Dedication Held For Brooke Veterans Park
WELLSBURG – As she addressed those gathered Sunday for the dedication of Brooke County Veterans Memorial Park, Joan Nicholson of Wellsburg recalled the tragedy that inspired its creation.
Her nephew, Marine Lance Cpl. Michael J. Smith Jr., was killed in a skirmish in Iraq in 2004. Nicholson was attending a community memorial service for Smith at the Wellsburg Town Square when Howard Armstrong spoke of honoring all Brooke County veterans and paying special tribute to those who lost their lives while serving at wartime.
Nicholson encouraged Armstrong to pursue that goal, offering to assist with fundraising. He then contacted Nancy Strope, who volunteered to organize dinners, dances, bike runs and other events to raise funds for the project.
Nicholson said the park’s completion shows “if you have hope and faith and the will, you can move mountains.”
Brooke County Prosecutor David B. Cross recalled the first meeting of the Brooke County Memorial Park Foundation where Armstrong, he and others recalled fallen veterans in their own lives.
Cross’ father, also named David, was a ball turret gunner returning from a bombing mission over Germany when his plane went down over the English Channel. His father was 22 then, and he was less than a year old, Cross recalled before addressing the many who turned out for the dedication.
Armstrong noted more than 60 area residents, organizations and businesses have pledged donations of $1,000 or more, and 267 have sponsored granite pavers for its walkway. Still many others have supported the park through other donations, and all are appreciated, he said.
The result of the group’s work and extensive community support is a $171,180 memorial site overlooking the paddleboat pond at Brooke Hills Park and featuring several monuments:
- A polished granite wall bearing the names of 186 local veterans who died while serving their country in military conflicts and 27 who were prisoners of war.
- A 7 foot tall and 4 foot wide cast bronze statue designed by Canadian sculptor Tim Schmalz. On one side the wings of an eagle frame a scene of a soldier accepting a reddish pink flower from a young girl, with many other service members behind him.
In a telephone interview, Schmalz said it was customary for residents of towns liberated by Allied troops during World War II to give flowers in appreciation, with a small child making the presentation.
On the other side the wings of a dove frame a scene of tombstones representing military graves, an image of a peaceful European village behind them. A reddish pink flower has been placed at one of the graves.
Schmalz said the eagle is appropriate because it represents for Americans’ valor and national pride, while the dove is known as a symbol of peace.
- A monument to Smith with his likeness taken from the last photo taken by his mother, Marianne Smith of Wintersville, before he was killed.
- A stone recognizing sponsors of $1,000 or more and members of the foundation’s board of trustees.
- Ledgers representing Flanders Field and Arlington Cemetery. The two burial sites were suggested by foundation member Paul “Bud” Billiard, who said as the burial site of many Americans killed while defending France in World War I, Flanders Field symbolizes all American veterans buried abroad, while Arlington National Cemetery represents all those buried in the U.S.

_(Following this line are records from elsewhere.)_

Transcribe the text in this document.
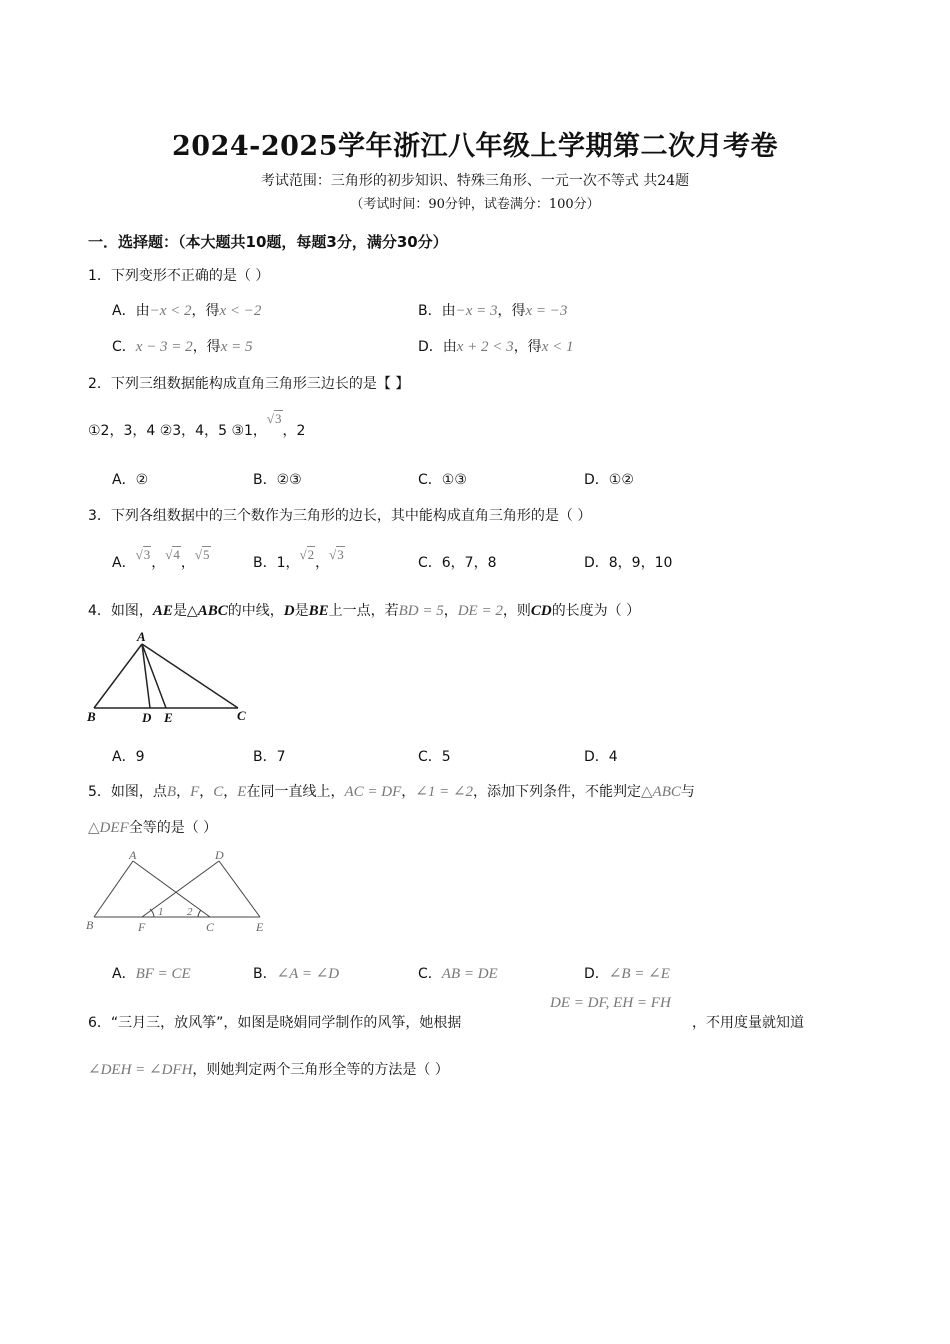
2024-2025学年浙江八年级上学期第二次月考卷
考试范围：三角形的初步知识、特殊三角形、一元一次不等式 共24题
（考试时间：90分钟，试卷满分：100分）
一．选择题：（本大题共10题，每题3分，满分30分）
1．下列变形不正确的是（ ）
A．由−x < 2，得x < −2	B．由−x = 3，得x = −3
C．x − 3 = 2，得x = 5	D．由x + 2 < 3，得x < 1
2．下列三组数据能构成直角三角形三边长的是【 】
①2，3，4 ②3，4，5 ③1，√3，2
A．②	B．②③	C．①③	D．①②
3．下列各组数据中的三个数作为三角形的边长，其中能构成直角三角形的是（ ）
A．√3，√4，√5
B．1，√2，√3
C．6，7，8	D．8，9，10
4．如图，AE是△ABC的中线，D是BE上一点，若BD = 5，DE = 2，则CD的长度为（ ）
A
B	D E	C
A．9	B．7	C．5	D．4
5．如图，点B，F，C，E在同一直线上，AC = DF，∠1 = ∠2，添加下列条件，不能判定△ABC与
△DEF全等的是（ ）
A	D
B	F	C	E
1 2
A．BF = CE	B．∠A = ∠D	C．AB = DE	D．∠B = ∠E
6．“三月三，放风筝”，如图是晓娟同学制作的风筝，她根据
DE = DF, EH = FH
，不用度量就知道
∠DEH = ∠DFH，则她判定两个三角形全等的方法是（ ）
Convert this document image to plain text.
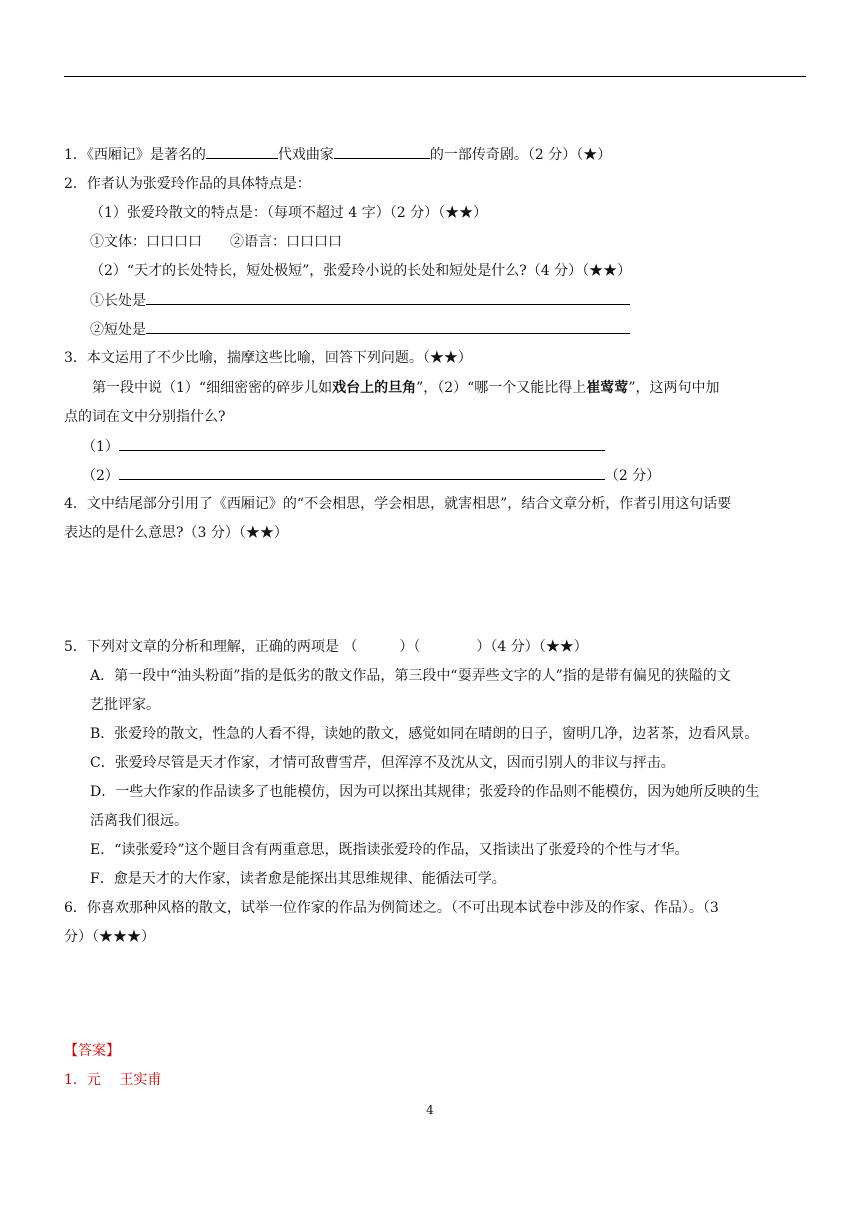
1．《西厢记》是著名的	代戏曲家	的一部传奇剧。（2 分）（★）
2．作者认为张爱玲作品的具体特点是：
（1）张爱玲散文的特点是：（每项不超过 4 字）（2 分）（★★）
①文体：口口口口　　②语言：口口口口
（2）“天才的长处特长，短处极短”，张爱玲小说的长处和短处是什么?（4 分）（★★）
①长处是
②短处是
3．本文运用了不少比喻，揣摩这些比喻，回答下列问题。（★★）
第一段中说（1）“细细密密的碎步儿如戏台上的旦角”，（2）“哪一个又能比得上崔莺莺”，这两句中加
点的词在文中分别指什么?
（1）
（2）	（2 分）
4．文中结尾部分引用了《西厢记》的“不会相思，学会相思，就害相思”，结合文章分析，作者引用这句话要
表达的是什么意思?（3 分）（★★）
5．下列对文章的分析和理解，正确的两项是 （　　　）（　　　　）（4 分）（★★）
A．第一段中“油头粉面”指的是低劣的散文作品，第三段中“耍弄些文字的人”指的是带有偏见的狭隘的文
艺批评家。
B．张爱玲的散文，性急的人看不得，读她的散文，感觉如同在晴朗的日子，窗明几净，边茗茶，边看风景。
C．张爱玲尽管是天才作家，才情可敌曹雪芹，但浑淳不及沈从文，因而引别人的非议与抨击。
D．一些大作家的作品读多了也能模仿，因为可以探出其规律；张爱玲的作品则不能模仿，因为她所反映的生
活离我们很远。
E．“读张爱玲”这个题目含有两重意思，既指读张爱玲的作品，又指读出了张爱玲的个性与才华。
F．愈是天才的大作家，读者愈是能探出其思维规律、能循法可学。
6．你喜欢那种风格的散文，试举一位作家的作品为例简述之。（不可出现本试卷中涉及的作家、作品）。（3
分）（★★★）
【答案】
1．元　 王实甫
4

Several cherry blossom trees line a cement stairway from a parking area above the park, and an asphalt road extends from the north end of that lot to the site, with a small parking area at the foot of it.
Crews with Danny Hukill Contracting of Weirton built the steps, a walkway through the site and foundation under the supervision of Ernie Stucin and Charles “Poke” Beall, both members of the foundation. The business performed a significant amount of the work at no cost, said foundation leaders.
Local contractor Mark Van Horn recently finished laying the pavers, though the group is accepting sponsorships for another 230 to support the park’s continued maintenance.
Brooke Hills park board President Walter Ferguson, son Brian and grandson Jason installed lighting to highlight the park at night, while still more volunteers planted the trees and performed other landscaping.
The foundation recruited many local veterans for input in the park’s design and assistance in identifying those who served.
Among them was foundation board member John Chernenko, who was captured by the Germans after fighting in the Battle of the Bulge during World War II.
Because of illness, he was unable to attend but wanted to express appreciation on behalf of veterans and particularly POWs.
Everybody worked really hard on it. They all spent a lot of time on it,” said Chernenko.